Personal statement

Wdsansaposted 2 years ago

Hi

What should the persobal statement contain?
I understand remorse etc for why a person is found inadmissble.
Should i also write more about myself, how my character has changed?
Should i also state again why I would be able to travel to USA again?

Some pointers would be greatly appreciated.

Thnx

Replies (recent first):

Denise Cruickshank Walker01@

[ Denise cruickshank appended this reply on August 11, 2024 @ 7:12 am ]

Denise Karen Cruickshank
dkwalker1@hotmail.com

Denise cruickshank replied 4 months ago   #3

@JohnB2
Good explanation!

I will simply add that the letter should be focused on what you did wrong, not WHY you want to go. Also, contrition, contrition contrition! You were found guilty, so defending yourself in this letter is a mistake.

I never let the client write his own letter. Clients always defend themselves and mitigate the situation. My goal is "what does Homeland Security want to hear to say yes?"

J Rogers replied 2 years ago   #2

I'm no expert by any means but I can share some suggestions. Don't admit to any more wrong doing than what they already know about. If you were denied crossing the border, whatever they told you the reason is is what you would want to focus on.

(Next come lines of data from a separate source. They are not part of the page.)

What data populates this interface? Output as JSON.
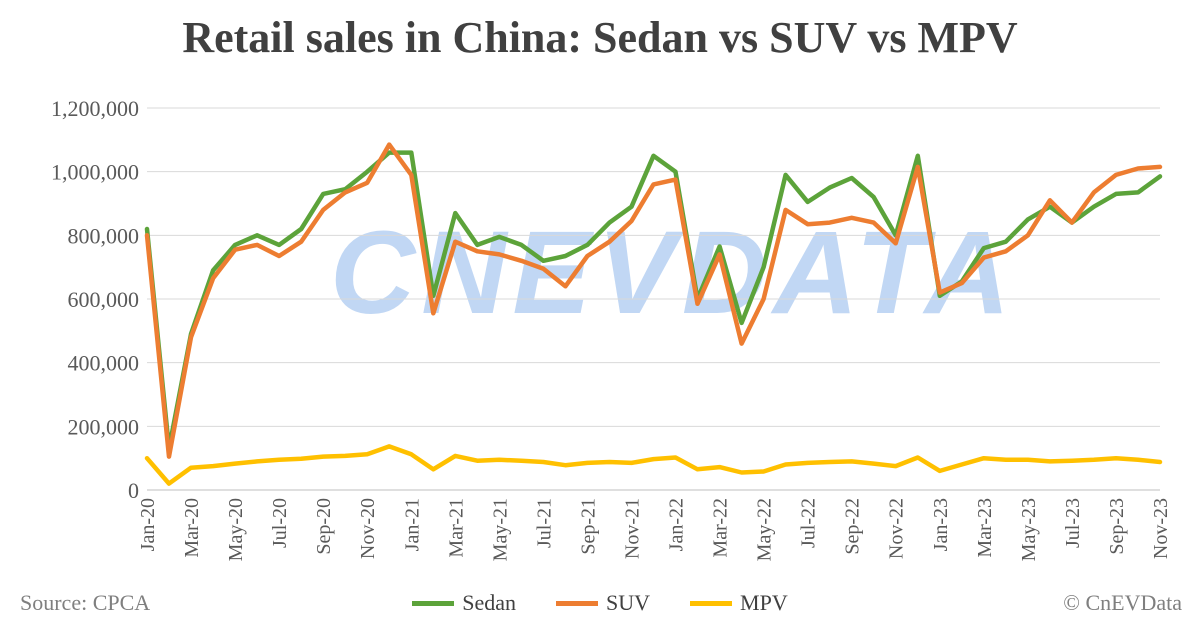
{
  "title": "Retail sales in China: Sedan vs SUV vs MPV",
  "source": "Source: CPCA",
  "credit": "© CnEVData",
  "watermark": "CNEVDATA",
  "chart_data": {
    "type": "line",
    "title": "Retail sales in China: Sedan vs SUV vs MPV",
    "ylim": [
      0,
      1200000
    ],
    "yticks": [
      0,
      200000,
      400000,
      600000,
      800000,
      1000000,
      1200000
    ],
    "ytick_labels": [
      "0",
      "200,000",
      "400,000",
      "600,000",
      "800,000",
      "1,000,000",
      "1,200,000"
    ],
    "grid": true,
    "legend": "bottom",
    "x": [
      "Jan-20",
      "Feb-20",
      "Mar-20",
      "Apr-20",
      "May-20",
      "Jun-20",
      "Jul-20",
      "Aug-20",
      "Sep-20",
      "Oct-20",
      "Nov-20",
      "Dec-20",
      "Jan-21",
      "Feb-21",
      "Mar-21",
      "Apr-21",
      "May-21",
      "Jun-21",
      "Jul-21",
      "Aug-21",
      "Sep-21",
      "Oct-21",
      "Nov-21",
      "Dec-21",
      "Jan-22",
      "Feb-22",
      "Mar-22",
      "Apr-22",
      "May-22",
      "Jun-22",
      "Jul-22",
      "Aug-22",
      "Sep-22",
      "Oct-22",
      "Nov-22",
      "Dec-22",
      "Jan-23",
      "Feb-23",
      "Mar-23",
      "Apr-23",
      "May-23",
      "Jun-23",
      "Jul-23",
      "Aug-23",
      "Sep-23",
      "Oct-23",
      "Nov-23"
    ],
    "x_tick_labels": [
      "Jan-20",
      "Mar-20",
      "May-20",
      "Jul-20",
      "Sep-20",
      "Nov-20",
      "Jan-21",
      "Mar-21",
      "May-21",
      "Jul-21",
      "Sep-21",
      "Nov-21",
      "Jan-22",
      "Mar-22",
      "May-22",
      "Jul-22",
      "Sep-22",
      "Nov-22",
      "Jan-23",
      "Mar-23",
      "May-23",
      "Jul-23",
      "Sep-23",
      "Nov-23"
    ],
    "series": [
      {
        "name": "Sedan",
        "color": "#5ca33a",
        "values": [
          820000,
          130000,
          490000,
          690000,
          770000,
          800000,
          770000,
          820000,
          930000,
          945000,
          1000000,
          1060000,
          1060000,
          610000,
          870000,
          770000,
          795000,
          770000,
          720000,
          735000,
          770000,
          840000,
          890000,
          1050000,
          1000000,
          600000,
          765000,
          525000,
          700000,
          990000,
          905000,
          950000,
          980000,
          920000,
          800000,
          1050000,
          610000,
          655000,
          760000,
          780000,
          850000,
          890000,
          840000,
          890000,
          930000,
          935000,
          985000
        ]
      },
      {
        "name": "SUV",
        "color": "#ed7d31",
        "values": [
          800000,
          105000,
          480000,
          665000,
          755000,
          770000,
          735000,
          780000,
          880000,
          935000,
          965000,
          1085000,
          990000,
          555000,
          780000,
          750000,
          740000,
          720000,
          695000,
          640000,
          735000,
          780000,
          845000,
          960000,
          975000,
          585000,
          740000,
          460000,
          600000,
          880000,
          835000,
          840000,
          855000,
          840000,
          775000,
          1015000,
          620000,
          650000,
          730000,
          750000,
          800000,
          910000,
          840000,
          935000,
          990000,
          1010000,
          1015000
        ]
      },
      {
        "name": "MPV",
        "color": "#ffc000",
        "values": [
          100000,
          20000,
          70000,
          75000,
          83000,
          90000,
          95000,
          98000,
          105000,
          107000,
          112000,
          137000,
          112000,
          65000,
          107000,
          92000,
          95000,
          92000,
          88000,
          78000,
          85000,
          88000,
          85000,
          97000,
          102000,
          65000,
          72000,
          55000,
          58000,
          80000,
          85000,
          88000,
          90000,
          83000,
          75000,
          102000,
          60000,
          80000,
          100000,
          95000,
          95000,
          90000,
          92000,
          95000,
          100000,
          95000,
          88000
        ]
      }
    ]
  }
}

I would suggest explaining what happened (what you did wrong) and include any circumstances that at the time may have contributed to why you did what you did. By that I mean, unusual circumstances that someone could look at and say, "oh, yeah. I can see that" and they could also see that circumstances today are different and thus the issue wouldn't likely happen again. But it can't sound like an excuse. Its important to own up to whatever happened.

They are also going to want to see evidence of anything that has changed that would assure them you're a different person today and learned from the mistake. If you did community service, for example, or took some treatment program...those kinds of things are helpful.

They want to see strong ties to your country and that you won't likely come to the U.S. and stay and not return to your country.

They also will look for what the benefit is to the U.S. if they allow you to enter. E.g. if you can say you're coming to the U.S. to console a friend because someone died or your volunteering for something that helps people in the U.S. You get the drift.